Hell's Headbangers continue to impress me with their astonishing knack for selecting some of the best, little known old school suffering you can find scattered about the many corners of the globe, and delivering it in joyous audio form. Chile's Perversor are another act who straddle the lines between black, death and thrash, and they do so with such an intensive venom that you barely have time to bang before your head is torn clear from your neck. Five ferocious tracks in 17 minutes, to follow up their debut Cult of Destruction from 2008, and if you feel you could appreciate a blend of Hellhammer, Mayhem, Bathory, Slayer, Possessed, and Sarcofago, swipe your credit card and acquire this for yourself.
They may not write the most original of riffs, but all are contrived directly from the very roots of their brutality. This band does not dabble in the subtleties or atmosphere that many others concieve...they simply crush you like a 100 ton force of blasting fortitude. So take the title of the opener "Detonate" as a warning, for the track is the stereo equivalent to cresting a hillside to examine a blinding light in the sky, only to be pummeled straight in the face with nuclear winds, every inch of flesh melting off your bones at the same time. A swelling, noisy intro interrupts into disturbing, ritual chants to herald the "Victory of the Legions of the Damned", which begins with a slaughter of slow, driving chords and double bass death before picking up a storming blackness. "Enthrone the God of Blasphemy" will remind one of Bathory, both the churning thrash chagrin of the first three albums and the raw, warlike, middle pace of a Blood, Fire Death track; while "March to the Temple of Doom" picks up the tempo so violently that it could earn the band a rapid expulsion from their homeland by the church and government, if they ever become aware of it. The track breaks into another storming, slower rhythm that channels Hellhammer and Bathory, totally disgusting as Torrid's haunting death bark with a black rasp echoes into the distance. The 5th and final "Command" is pretty similar, an artillery barrage at high velocity which melts into hyper thrash slag as it blasts into the silence beyond.

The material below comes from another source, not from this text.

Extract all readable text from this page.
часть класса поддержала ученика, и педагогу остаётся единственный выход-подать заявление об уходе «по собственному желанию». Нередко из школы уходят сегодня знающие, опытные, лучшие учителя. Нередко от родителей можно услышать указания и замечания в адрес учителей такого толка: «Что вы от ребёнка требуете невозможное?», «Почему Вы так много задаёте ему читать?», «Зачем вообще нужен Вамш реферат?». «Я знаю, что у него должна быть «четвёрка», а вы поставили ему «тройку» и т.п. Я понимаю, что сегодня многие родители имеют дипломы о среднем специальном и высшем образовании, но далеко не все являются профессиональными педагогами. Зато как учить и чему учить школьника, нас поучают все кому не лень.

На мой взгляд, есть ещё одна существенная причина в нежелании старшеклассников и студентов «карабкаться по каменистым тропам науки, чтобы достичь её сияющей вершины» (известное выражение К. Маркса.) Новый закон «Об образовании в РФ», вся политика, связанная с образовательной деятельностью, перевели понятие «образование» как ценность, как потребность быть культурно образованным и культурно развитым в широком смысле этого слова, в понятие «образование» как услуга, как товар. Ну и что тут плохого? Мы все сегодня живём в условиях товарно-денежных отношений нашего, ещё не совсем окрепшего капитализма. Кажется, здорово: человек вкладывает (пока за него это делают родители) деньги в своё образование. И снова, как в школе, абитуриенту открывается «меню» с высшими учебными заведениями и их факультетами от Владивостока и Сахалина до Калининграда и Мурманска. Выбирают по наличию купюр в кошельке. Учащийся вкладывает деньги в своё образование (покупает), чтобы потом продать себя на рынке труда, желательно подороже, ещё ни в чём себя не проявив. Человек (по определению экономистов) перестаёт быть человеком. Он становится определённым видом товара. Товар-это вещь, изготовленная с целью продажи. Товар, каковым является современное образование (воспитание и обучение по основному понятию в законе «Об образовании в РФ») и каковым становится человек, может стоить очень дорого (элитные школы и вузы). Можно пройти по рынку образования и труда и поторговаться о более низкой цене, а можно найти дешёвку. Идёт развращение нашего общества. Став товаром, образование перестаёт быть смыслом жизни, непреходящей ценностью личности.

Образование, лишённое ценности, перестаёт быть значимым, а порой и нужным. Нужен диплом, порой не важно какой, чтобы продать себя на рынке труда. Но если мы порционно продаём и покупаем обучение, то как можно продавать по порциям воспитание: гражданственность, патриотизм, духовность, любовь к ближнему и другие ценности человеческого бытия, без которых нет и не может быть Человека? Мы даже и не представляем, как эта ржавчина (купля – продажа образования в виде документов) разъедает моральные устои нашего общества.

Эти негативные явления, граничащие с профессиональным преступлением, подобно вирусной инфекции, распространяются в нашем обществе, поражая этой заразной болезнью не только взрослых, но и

Perversor have a lot going for them, from the killer old-looking logo to the minimal cover art, late 80s aesthetics and songs that can disrupt your life like a tectonic shift beneath you, spawning demons and lava from the cracks in the Earth. You won't find much originality, in the music or the lyrics, but people tracking down this sort of release are probably not so inclined to seek it out. Another hearty (and I mean like heart jerked free of ribcage) recommendation for a Hell's Headbanger release, and one of the strongest bands I've heard yet from Chile.